Pagi itu Pantai Tanjung Benoa di kawasan selatan Bali terlihat tenang. Matahari pun hangat menyentuh tubuh. Mesin-mesin kapal mulai dihidupkan bersahut-sahutan. Sangat bising. Orang-orang ramai memenuhi setiap sisi pantai. Ruang terbuka itu pun terasa sesak.
Turis hilir mudik di pantai berpasir putih itu. Hampir semuanya wajah-wajah warga negara asing. Kulitnya putih, rambutnya agak merah. Tawa-tawa tak pernah lepas dari wajah mereka. Seperti umumnya turis, mereka juga saling berpose dan berekspresi penuh seceria lalu diabadikan dalam bidikan kamera.
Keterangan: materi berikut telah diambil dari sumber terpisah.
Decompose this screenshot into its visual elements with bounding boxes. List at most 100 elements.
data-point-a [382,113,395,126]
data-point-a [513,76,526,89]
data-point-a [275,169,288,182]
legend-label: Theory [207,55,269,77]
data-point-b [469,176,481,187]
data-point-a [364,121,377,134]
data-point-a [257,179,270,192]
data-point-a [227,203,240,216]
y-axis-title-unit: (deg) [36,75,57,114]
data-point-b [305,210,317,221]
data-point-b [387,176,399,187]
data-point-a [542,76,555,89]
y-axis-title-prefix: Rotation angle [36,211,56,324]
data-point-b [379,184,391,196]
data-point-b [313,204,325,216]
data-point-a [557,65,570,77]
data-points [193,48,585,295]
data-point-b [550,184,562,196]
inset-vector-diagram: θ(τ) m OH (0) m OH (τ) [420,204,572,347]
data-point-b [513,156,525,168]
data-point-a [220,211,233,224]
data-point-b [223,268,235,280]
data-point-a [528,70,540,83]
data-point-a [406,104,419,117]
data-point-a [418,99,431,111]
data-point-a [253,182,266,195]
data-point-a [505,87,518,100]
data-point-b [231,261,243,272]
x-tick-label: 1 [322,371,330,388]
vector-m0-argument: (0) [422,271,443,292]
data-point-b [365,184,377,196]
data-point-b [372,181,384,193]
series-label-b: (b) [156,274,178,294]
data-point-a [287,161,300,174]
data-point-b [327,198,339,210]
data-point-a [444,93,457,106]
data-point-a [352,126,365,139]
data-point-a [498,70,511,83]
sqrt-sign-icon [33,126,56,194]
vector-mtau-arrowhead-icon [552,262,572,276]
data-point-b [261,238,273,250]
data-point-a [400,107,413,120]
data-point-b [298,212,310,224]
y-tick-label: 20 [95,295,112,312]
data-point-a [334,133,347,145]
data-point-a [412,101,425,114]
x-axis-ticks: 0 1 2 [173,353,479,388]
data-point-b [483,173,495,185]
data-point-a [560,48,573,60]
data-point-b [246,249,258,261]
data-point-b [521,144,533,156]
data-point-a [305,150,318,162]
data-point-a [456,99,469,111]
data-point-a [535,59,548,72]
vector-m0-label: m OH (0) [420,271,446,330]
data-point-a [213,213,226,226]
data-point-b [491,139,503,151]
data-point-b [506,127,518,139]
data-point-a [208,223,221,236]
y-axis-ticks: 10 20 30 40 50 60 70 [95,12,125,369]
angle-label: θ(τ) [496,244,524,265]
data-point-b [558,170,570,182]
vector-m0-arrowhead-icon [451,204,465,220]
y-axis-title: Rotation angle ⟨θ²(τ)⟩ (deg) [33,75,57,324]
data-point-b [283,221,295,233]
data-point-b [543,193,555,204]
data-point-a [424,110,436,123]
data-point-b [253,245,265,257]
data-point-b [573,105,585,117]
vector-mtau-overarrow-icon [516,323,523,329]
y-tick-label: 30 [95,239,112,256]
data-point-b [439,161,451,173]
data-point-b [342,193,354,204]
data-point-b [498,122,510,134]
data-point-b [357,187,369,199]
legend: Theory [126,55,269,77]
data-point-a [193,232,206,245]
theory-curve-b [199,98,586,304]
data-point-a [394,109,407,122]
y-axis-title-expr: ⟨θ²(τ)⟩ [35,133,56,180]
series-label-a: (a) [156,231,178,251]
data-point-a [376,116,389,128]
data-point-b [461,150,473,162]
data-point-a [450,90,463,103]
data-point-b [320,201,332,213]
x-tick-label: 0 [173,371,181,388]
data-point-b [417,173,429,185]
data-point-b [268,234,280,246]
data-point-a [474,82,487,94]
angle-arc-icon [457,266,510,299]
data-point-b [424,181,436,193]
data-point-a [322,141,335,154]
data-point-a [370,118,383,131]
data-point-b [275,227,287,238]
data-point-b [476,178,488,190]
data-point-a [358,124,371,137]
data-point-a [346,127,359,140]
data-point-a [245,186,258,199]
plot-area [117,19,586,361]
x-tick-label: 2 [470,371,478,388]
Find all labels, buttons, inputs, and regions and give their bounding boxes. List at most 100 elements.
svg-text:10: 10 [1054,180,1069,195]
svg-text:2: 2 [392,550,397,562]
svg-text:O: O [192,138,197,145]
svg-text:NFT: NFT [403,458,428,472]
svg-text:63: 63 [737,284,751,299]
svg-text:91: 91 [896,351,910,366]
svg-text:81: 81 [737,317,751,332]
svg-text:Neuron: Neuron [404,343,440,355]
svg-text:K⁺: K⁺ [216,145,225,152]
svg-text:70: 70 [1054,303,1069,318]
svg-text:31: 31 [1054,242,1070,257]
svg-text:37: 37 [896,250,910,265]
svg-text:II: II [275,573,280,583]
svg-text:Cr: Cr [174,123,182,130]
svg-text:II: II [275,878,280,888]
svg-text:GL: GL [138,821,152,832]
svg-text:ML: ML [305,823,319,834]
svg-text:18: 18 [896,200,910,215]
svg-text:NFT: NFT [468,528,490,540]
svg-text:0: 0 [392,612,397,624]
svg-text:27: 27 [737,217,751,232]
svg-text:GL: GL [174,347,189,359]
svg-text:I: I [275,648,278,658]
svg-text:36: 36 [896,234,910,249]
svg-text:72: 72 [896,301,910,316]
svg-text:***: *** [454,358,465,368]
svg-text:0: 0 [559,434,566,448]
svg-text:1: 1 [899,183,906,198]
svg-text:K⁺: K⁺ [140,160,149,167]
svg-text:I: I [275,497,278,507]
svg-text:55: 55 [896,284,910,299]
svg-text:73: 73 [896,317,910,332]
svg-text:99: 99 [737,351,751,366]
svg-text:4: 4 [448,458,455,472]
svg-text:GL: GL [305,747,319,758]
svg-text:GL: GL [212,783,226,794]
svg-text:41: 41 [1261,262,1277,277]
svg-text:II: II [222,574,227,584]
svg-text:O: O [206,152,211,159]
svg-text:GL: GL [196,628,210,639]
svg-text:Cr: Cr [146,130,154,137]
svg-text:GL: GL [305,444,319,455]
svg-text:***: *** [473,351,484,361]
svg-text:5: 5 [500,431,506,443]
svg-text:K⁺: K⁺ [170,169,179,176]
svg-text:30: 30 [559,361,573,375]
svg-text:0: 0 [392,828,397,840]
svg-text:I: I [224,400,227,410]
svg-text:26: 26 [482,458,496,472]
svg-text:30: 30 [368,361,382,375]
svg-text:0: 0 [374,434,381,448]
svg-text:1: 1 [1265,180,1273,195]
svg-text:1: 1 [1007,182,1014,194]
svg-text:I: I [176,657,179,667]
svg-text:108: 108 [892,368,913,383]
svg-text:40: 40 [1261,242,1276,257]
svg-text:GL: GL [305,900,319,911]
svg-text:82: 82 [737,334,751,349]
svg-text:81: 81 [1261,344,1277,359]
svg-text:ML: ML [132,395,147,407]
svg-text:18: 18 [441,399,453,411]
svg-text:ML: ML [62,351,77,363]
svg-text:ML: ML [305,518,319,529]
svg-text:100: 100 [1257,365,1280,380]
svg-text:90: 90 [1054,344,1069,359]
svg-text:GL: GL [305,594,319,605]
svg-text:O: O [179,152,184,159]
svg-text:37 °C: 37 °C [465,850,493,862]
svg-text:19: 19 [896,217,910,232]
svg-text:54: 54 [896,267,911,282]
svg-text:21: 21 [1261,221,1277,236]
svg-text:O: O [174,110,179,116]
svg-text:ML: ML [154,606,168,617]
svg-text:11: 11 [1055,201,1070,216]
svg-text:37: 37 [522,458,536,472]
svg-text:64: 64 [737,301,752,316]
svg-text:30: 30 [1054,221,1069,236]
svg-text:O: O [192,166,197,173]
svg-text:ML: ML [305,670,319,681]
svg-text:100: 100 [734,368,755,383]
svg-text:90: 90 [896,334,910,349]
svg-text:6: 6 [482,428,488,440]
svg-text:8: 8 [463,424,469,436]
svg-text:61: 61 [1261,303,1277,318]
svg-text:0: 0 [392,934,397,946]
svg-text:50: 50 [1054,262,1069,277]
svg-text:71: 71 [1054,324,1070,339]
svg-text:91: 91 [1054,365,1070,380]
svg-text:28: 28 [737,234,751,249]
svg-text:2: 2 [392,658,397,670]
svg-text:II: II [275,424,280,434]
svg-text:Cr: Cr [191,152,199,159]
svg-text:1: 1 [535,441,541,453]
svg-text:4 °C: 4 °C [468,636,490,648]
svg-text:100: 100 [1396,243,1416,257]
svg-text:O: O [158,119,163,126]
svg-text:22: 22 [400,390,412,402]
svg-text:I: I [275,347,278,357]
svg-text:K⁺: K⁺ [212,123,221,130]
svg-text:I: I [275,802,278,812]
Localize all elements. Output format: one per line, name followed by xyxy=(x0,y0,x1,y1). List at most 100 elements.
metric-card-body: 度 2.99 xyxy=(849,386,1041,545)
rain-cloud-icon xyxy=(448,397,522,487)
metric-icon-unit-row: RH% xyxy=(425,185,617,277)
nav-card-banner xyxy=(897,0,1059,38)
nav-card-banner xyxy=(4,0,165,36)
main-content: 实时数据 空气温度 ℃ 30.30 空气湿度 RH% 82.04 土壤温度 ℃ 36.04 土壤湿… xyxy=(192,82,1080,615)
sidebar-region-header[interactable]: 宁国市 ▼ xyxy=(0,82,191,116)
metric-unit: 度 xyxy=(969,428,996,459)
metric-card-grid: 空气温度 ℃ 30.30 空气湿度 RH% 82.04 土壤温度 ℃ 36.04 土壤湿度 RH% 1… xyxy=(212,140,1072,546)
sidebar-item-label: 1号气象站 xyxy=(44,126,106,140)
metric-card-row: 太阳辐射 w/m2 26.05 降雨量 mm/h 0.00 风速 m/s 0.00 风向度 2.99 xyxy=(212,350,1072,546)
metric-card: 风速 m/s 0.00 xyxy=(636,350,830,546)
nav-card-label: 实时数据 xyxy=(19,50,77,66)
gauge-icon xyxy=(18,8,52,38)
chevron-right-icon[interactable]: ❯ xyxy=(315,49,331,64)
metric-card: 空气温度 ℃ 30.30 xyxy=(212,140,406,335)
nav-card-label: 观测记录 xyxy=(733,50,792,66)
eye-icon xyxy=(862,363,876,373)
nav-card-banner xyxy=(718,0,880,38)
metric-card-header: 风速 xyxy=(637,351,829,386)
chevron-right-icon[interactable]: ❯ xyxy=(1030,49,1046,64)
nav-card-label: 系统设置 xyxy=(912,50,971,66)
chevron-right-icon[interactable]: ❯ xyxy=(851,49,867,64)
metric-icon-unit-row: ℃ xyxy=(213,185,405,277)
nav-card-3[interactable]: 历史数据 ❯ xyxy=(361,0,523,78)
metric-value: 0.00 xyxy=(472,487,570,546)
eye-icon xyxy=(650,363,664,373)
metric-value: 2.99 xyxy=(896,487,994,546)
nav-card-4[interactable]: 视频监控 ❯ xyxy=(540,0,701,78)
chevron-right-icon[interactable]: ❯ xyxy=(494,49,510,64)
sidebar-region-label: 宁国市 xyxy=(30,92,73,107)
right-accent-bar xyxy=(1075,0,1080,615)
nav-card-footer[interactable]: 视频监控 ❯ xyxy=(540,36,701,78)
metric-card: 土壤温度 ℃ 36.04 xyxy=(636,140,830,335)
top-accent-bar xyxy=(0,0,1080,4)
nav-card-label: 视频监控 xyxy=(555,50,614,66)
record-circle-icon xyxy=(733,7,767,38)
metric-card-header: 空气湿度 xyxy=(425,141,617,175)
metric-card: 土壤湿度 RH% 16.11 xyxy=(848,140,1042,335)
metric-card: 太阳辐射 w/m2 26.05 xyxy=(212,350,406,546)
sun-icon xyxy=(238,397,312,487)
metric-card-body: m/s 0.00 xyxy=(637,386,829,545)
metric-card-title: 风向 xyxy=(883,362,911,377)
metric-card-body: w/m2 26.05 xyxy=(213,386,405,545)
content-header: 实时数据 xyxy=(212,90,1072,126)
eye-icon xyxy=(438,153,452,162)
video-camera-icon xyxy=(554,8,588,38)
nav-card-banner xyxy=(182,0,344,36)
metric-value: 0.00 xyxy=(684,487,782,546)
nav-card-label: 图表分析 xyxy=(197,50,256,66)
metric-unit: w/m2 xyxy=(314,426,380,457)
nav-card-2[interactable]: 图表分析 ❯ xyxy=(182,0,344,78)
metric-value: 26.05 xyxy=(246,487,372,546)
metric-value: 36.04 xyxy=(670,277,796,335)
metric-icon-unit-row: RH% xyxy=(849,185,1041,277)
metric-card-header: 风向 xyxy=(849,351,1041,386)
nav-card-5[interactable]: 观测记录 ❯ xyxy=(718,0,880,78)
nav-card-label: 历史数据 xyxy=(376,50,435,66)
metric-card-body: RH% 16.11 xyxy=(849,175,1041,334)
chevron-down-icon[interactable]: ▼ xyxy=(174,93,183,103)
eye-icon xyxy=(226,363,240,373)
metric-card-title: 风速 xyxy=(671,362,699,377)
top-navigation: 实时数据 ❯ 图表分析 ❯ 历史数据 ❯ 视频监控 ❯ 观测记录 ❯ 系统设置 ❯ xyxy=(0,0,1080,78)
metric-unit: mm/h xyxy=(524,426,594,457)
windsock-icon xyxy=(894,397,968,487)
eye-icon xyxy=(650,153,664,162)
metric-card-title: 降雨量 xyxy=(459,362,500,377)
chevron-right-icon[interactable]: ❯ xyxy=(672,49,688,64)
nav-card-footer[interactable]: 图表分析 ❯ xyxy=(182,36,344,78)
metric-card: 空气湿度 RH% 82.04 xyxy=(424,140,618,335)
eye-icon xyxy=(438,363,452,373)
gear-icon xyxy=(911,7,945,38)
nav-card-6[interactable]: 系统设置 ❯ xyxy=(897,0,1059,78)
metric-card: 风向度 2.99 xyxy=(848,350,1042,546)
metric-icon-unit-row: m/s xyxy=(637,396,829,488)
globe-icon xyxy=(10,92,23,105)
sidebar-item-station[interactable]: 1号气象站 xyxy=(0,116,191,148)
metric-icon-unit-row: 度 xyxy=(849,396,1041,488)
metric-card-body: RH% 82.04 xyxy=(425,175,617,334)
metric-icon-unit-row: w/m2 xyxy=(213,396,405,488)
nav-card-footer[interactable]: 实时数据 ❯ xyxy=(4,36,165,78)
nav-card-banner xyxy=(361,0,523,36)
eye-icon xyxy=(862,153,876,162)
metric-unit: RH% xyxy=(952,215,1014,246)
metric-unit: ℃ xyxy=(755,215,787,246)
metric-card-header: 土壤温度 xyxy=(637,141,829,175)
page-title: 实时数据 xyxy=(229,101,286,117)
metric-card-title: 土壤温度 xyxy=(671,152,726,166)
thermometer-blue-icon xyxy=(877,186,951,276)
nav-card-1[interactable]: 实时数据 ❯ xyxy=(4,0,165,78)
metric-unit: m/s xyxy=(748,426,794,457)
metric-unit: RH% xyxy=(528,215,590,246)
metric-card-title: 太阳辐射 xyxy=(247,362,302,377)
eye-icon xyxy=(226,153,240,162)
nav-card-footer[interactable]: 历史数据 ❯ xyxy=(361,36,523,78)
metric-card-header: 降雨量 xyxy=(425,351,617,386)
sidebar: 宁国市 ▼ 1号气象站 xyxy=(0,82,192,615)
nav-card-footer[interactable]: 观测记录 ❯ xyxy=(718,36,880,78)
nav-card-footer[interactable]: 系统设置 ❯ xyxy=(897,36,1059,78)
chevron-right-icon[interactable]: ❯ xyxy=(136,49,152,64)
Di tempat lain, beberapa orang sedang sibuk memasang perlengkapan di tubuh dan bersiap untuk mencoba atraksi wisata air (watersport) yang ada. Mulai dari banana boat, flying fish, wave runner, parasailing, scuba diving, seawalker dan yang lainya.
Di antara riuh pantai dan para turis itu, beberapa anak berlarian. Umurnya sekitar 7-10 tahun. Mereka berlari ke sana kemari. Bukan untuk bermain pasir atau menikmati laut, tetapi membawa keranjang. Tangan kiri memegang keranjang agar tidak jatuh saat angin laut menyambut. Tangan kanannya memegang manik-manik berupa kalung dan gelang.
Dengan wajah polos dan penuh keberanian mereka menawarkan manik-manik itu kepada wisatawan asing yang berkunjung. Namun, tak satu pun wisatawan membelinya. Anak-anak yang seharusnya hanya belajar dan bermain itu kini harus menjajakan lagi satu per satu barang mereka kepada turis yang berlibur di tanah kelahiran mereka, Bali.
Tanjung Benoa bisa menjadi contoh bagaimana acak adutnya tata kelola pariwisata Bali saat ini. Kapal-kapal pengangkut turis dari Tanjung Benoa berseliweran di antara turis-turis lain yang menikmati atraksi wisata air. Di lokasi yang sama terdapat pula tempat snorkeling dan menyelam.
Jumlah turis juga seolah tak terkendali. Berapapun diterima. Padahal, daya dukung alam, apalagi pantai pasti ada batasnya.
Tanjung Benoa, lokasi favorit wisata pantai di Bali, mungkin bisa menjadi petanda kian sesaknya Bali akibat pariwisata yang tidak berkelanjutan. Padahal, pariwisata adalah napas Pulau Bali. Jika napasnya sesak, maka aktivitas apapun akan menjadi terhambat.
Dosen Fakultas Pariwisata Universitas Udayana I Nyoman Sukma Arida mengatakan jika tidak dikelola dengan baik, kondisi ini bisa menjadi bumerang bagi Bali yang amat tergantung pada sektor pariwisata sekaligus jendela pariwisata Indonesia. Wisata bahari di satu sisi bisa menciptakan peluang, tetapi di sisi lain juga bisa menjadi ancaman.
“Di satu sisi potensi bisa dikembangkan, tetapi dis isi lain peluang untuk terancamnya ekosistem menjadi lebih besar,” kata Dosen Fakultas Pariwisata Universitas Udayana Bali ini.
Sebagai etalase pariwisata Indonesia, Bali pun saat ini menghadapi ancaman tersebut.
Sebagian pariwisata bahari di Bali, menurut Sukma, tidak menjaga ekosistem laut. Misalnya di pantai Lovina, Bali bagian utara yang terkenal sebagai tempat menonton luma-lumba. Saat pagi hari jumlah pengunjung yang ingin menikmati wisata lumba-lumba melebihi kapasitas.
“Jika hal ini terus berlangsung, lumba-lumba akan pergi. Seharusnya ada tindakan konservasi jangan hanya eksploitasi,” jelasnya.